Жеглов отворил сейф, достал оттуда и протянул мне три книжки:
— Возьми их и читай каждую свободную минуту — это сейчас твой университет. Вложи в них чистый лист бумаги и все, что тебе непонятно, записывай, потом спросишь. А коли дома читать будешь, хотя на это надежды мало, в тетрадочку конспектируй...

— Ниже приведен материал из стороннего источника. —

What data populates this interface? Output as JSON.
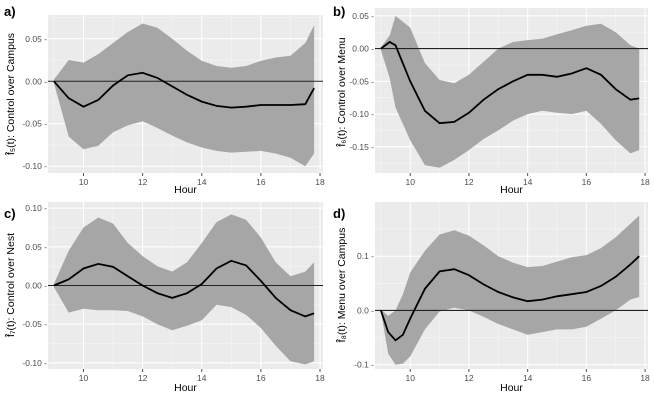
{
  "chart_data": [
    {
      "type": "line",
      "panel_label": "a)",
      "xlabel": "Hour",
      "ylabel": "f̂₅(t): Control over Campus",
      "xlim": [
        8.8,
        18.1
      ],
      "ylim": [
        -0.108,
        0.078
      ],
      "xticks": [
        10,
        12,
        14,
        16,
        18
      ],
      "xtick_labels": [
        "10",
        "12",
        "14",
        "16",
        "18"
      ],
      "yticks": [
        -0.1,
        -0.05,
        0.0,
        0.05
      ],
      "ytick_labels": [
        "-0.10 -",
        "-0.05 -",
        "0.00 -",
        "0.05 -"
      ],
      "zero_line": 0,
      "series": [
        {
          "name": "estimate",
          "x": [
            9.0,
            9.5,
            10.0,
            10.5,
            11.0,
            11.5,
            12.0,
            12.5,
            13.0,
            13.5,
            14.0,
            14.5,
            15.0,
            15.5,
            16.0,
            16.5,
            17.0,
            17.5,
            17.8
          ],
          "y": [
            0.0,
            -0.02,
            -0.03,
            -0.022,
            -0.005,
            0.007,
            0.01,
            0.004,
            -0.006,
            -0.016,
            -0.024,
            -0.029,
            -0.031,
            -0.03,
            -0.028,
            -0.028,
            -0.028,
            -0.027,
            -0.008
          ]
        }
      ],
      "band": {
        "name": "confidence band",
        "x": [
          9.0,
          9.5,
          10.0,
          10.5,
          11.0,
          11.5,
          12.0,
          12.5,
          13.0,
          13.5,
          14.0,
          14.5,
          15.0,
          15.5,
          16.0,
          16.5,
          17.0,
          17.5,
          17.8
        ],
        "upper": [
          0.002,
          0.025,
          0.022,
          0.032,
          0.045,
          0.058,
          0.068,
          0.063,
          0.05,
          0.036,
          0.024,
          0.018,
          0.016,
          0.018,
          0.024,
          0.028,
          0.03,
          0.045,
          0.066
        ],
        "lower": [
          -0.002,
          -0.065,
          -0.08,
          -0.076,
          -0.06,
          -0.052,
          -0.047,
          -0.055,
          -0.064,
          -0.072,
          -0.078,
          -0.082,
          -0.084,
          -0.083,
          -0.082,
          -0.085,
          -0.09,
          -0.1,
          -0.085
        ]
      }
    },
    {
      "type": "line",
      "panel_label": "b)",
      "xlabel": "Hour",
      "ylabel": "f̂₆(t): Control over Menu",
      "xlim": [
        8.8,
        18.1
      ],
      "ylim": [
        -0.19,
        0.062
      ],
      "xticks": [
        10,
        12,
        14,
        16,
        18
      ],
      "xtick_labels": [
        "10",
        "12",
        "14",
        "16",
        "18"
      ],
      "yticks": [
        -0.15,
        -0.1,
        -0.05,
        0.0,
        0.05
      ],
      "ytick_labels": [
        "-0.15 -",
        "-0.10 -",
        "-0.05 -",
        "0.00 -",
        "0.05 -"
      ],
      "zero_line": 0,
      "series": [
        {
          "name": "estimate",
          "x": [
            9.0,
            9.3,
            9.5,
            10.0,
            10.5,
            11.0,
            11.5,
            12.0,
            12.5,
            13.0,
            13.5,
            14.0,
            14.5,
            15.0,
            15.5,
            16.0,
            16.5,
            17.0,
            17.5,
            17.8
          ],
          "y": [
            0.0,
            0.01,
            0.005,
            -0.05,
            -0.095,
            -0.114,
            -0.112,
            -0.098,
            -0.078,
            -0.062,
            -0.05,
            -0.04,
            -0.04,
            -0.043,
            -0.038,
            -0.03,
            -0.04,
            -0.062,
            -0.078,
            -0.076
          ]
        }
      ],
      "band": {
        "name": "confidence band",
        "x": [
          9.0,
          9.3,
          9.5,
          10.0,
          10.5,
          11.0,
          11.5,
          12.0,
          12.5,
          13.0,
          13.5,
          14.0,
          14.5,
          15.0,
          15.5,
          16.0,
          16.5,
          17.0,
          17.5,
          17.8
        ],
        "upper": [
          0.002,
          0.02,
          0.05,
          0.032,
          -0.022,
          -0.048,
          -0.053,
          -0.04,
          -0.02,
          0.0,
          0.01,
          0.013,
          0.015,
          0.022,
          0.028,
          0.035,
          0.038,
          0.025,
          0.005,
          0.0
        ],
        "lower": [
          -0.002,
          -0.045,
          -0.09,
          -0.14,
          -0.178,
          -0.182,
          -0.17,
          -0.155,
          -0.138,
          -0.125,
          -0.11,
          -0.1,
          -0.095,
          -0.098,
          -0.1,
          -0.095,
          -0.115,
          -0.14,
          -0.16,
          -0.155
        ]
      }
    },
    {
      "type": "line",
      "panel_label": "c)",
      "xlabel": "Hour",
      "ylabel": "f̂₇(t): Control over Nest",
      "xlim": [
        8.8,
        18.1
      ],
      "ylim": [
        -0.108,
        0.108
      ],
      "xticks": [
        10,
        12,
        14,
        16,
        18
      ],
      "xtick_labels": [
        "10",
        "12",
        "14",
        "16",
        "18"
      ],
      "yticks": [
        -0.1,
        -0.05,
        0.0,
        0.05,
        0.1
      ],
      "ytick_labels": [
        "-0.10 -",
        "-0.05 -",
        "0.00 -",
        "0.05 -",
        "0.10 -"
      ],
      "zero_line": 0,
      "series": [
        {
          "name": "estimate",
          "x": [
            9.0,
            9.5,
            10.0,
            10.5,
            11.0,
            11.5,
            12.0,
            12.5,
            13.0,
            13.5,
            14.0,
            14.5,
            15.0,
            15.5,
            16.0,
            16.5,
            17.0,
            17.5,
            17.8
          ],
          "y": [
            0.0,
            0.008,
            0.022,
            0.028,
            0.024,
            0.012,
            0.0,
            -0.01,
            -0.016,
            -0.01,
            0.002,
            0.022,
            0.032,
            0.026,
            0.006,
            -0.016,
            -0.032,
            -0.04,
            -0.036
          ]
        }
      ],
      "band": {
        "name": "confidence band",
        "x": [
          9.0,
          9.5,
          10.0,
          10.5,
          11.0,
          11.5,
          12.0,
          12.5,
          13.0,
          13.5,
          14.0,
          14.5,
          15.0,
          15.5,
          16.0,
          16.5,
          17.0,
          17.5,
          17.8
        ],
        "upper": [
          0.002,
          0.045,
          0.075,
          0.088,
          0.08,
          0.055,
          0.038,
          0.025,
          0.018,
          0.03,
          0.055,
          0.082,
          0.092,
          0.085,
          0.062,
          0.03,
          0.012,
          0.018,
          0.03
        ],
        "lower": [
          -0.002,
          -0.035,
          -0.03,
          -0.032,
          -0.032,
          -0.033,
          -0.04,
          -0.05,
          -0.058,
          -0.052,
          -0.045,
          -0.025,
          -0.028,
          -0.038,
          -0.055,
          -0.078,
          -0.098,
          -0.102,
          -0.098
        ]
      }
    },
    {
      "type": "line",
      "panel_label": "d)",
      "xlabel": "Hour",
      "ylabel": "f̂₈(t): Menu over Campus",
      "xlim": [
        8.8,
        18.1
      ],
      "ylim": [
        -0.108,
        0.2
      ],
      "xticks": [
        10,
        12,
        14,
        16,
        18
      ],
      "xtick_labels": [
        "10",
        "12",
        "14",
        "16",
        "18"
      ],
      "yticks": [
        -0.1,
        0.0,
        0.1
      ],
      "ytick_labels": [
        "-0.1 -",
        "0.0 -",
        "0.1 -"
      ],
      "zero_line": 0,
      "series": [
        {
          "name": "estimate",
          "x": [
            9.0,
            9.25,
            9.5,
            9.75,
            10.0,
            10.5,
            11.0,
            11.5,
            12.0,
            12.5,
            13.0,
            13.5,
            14.0,
            14.5,
            15.0,
            15.5,
            16.0,
            16.5,
            17.0,
            17.5,
            17.8
          ],
          "y": [
            0.0,
            -0.04,
            -0.055,
            -0.045,
            -0.015,
            0.04,
            0.072,
            0.076,
            0.065,
            0.048,
            0.034,
            0.024,
            0.017,
            0.02,
            0.026,
            0.03,
            0.034,
            0.045,
            0.062,
            0.085,
            0.1
          ]
        }
      ],
      "band": {
        "name": "confidence band",
        "x": [
          9.0,
          9.25,
          9.5,
          9.75,
          10.0,
          10.5,
          11.0,
          11.5,
          12.0,
          12.5,
          13.0,
          13.5,
          14.0,
          14.5,
          15.0,
          15.5,
          16.0,
          16.5,
          17.0,
          17.5,
          17.8
        ],
        "upper": [
          0.002,
          -0.01,
          0.0,
          0.03,
          0.07,
          0.11,
          0.14,
          0.148,
          0.138,
          0.12,
          0.1,
          0.088,
          0.08,
          0.082,
          0.09,
          0.098,
          0.102,
          0.115,
          0.135,
          0.16,
          0.175
        ],
        "lower": [
          -0.002,
          -0.08,
          -0.1,
          -0.098,
          -0.085,
          -0.035,
          -0.002,
          0.005,
          0.0,
          -0.012,
          -0.025,
          -0.035,
          -0.045,
          -0.04,
          -0.035,
          -0.035,
          -0.03,
          -0.015,
          0.0,
          0.02,
          0.025
        ]
      }
    }
  ]
}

На дне сейфа он отыскал еще две плоские банки консервов, сунул в карманы пиджака и стал одеваться, а я листал книжечки. «Уголовный кодекс РСФСР», «Уголовно-процессуальный кодекс РСФСР», «Криминалистика». Кодексы были небольшого формата, толстенькие, с бесчисленным количеством статей, и в каждой много пунктов и параграфов, я прямо ужаснулся при мысли, что все их надо выучить наизусть. В «Криминалистике» хоть, по крайней мере, было много картинок, но все они тоже были невеселые: фотографии повешенных, зарезанных, слепки следов, обрезки веревок и проводов, наверное висельных, изображения разных марок пистолетов, всевозможных ножей, кастетов, какие-то схемы и таблицы.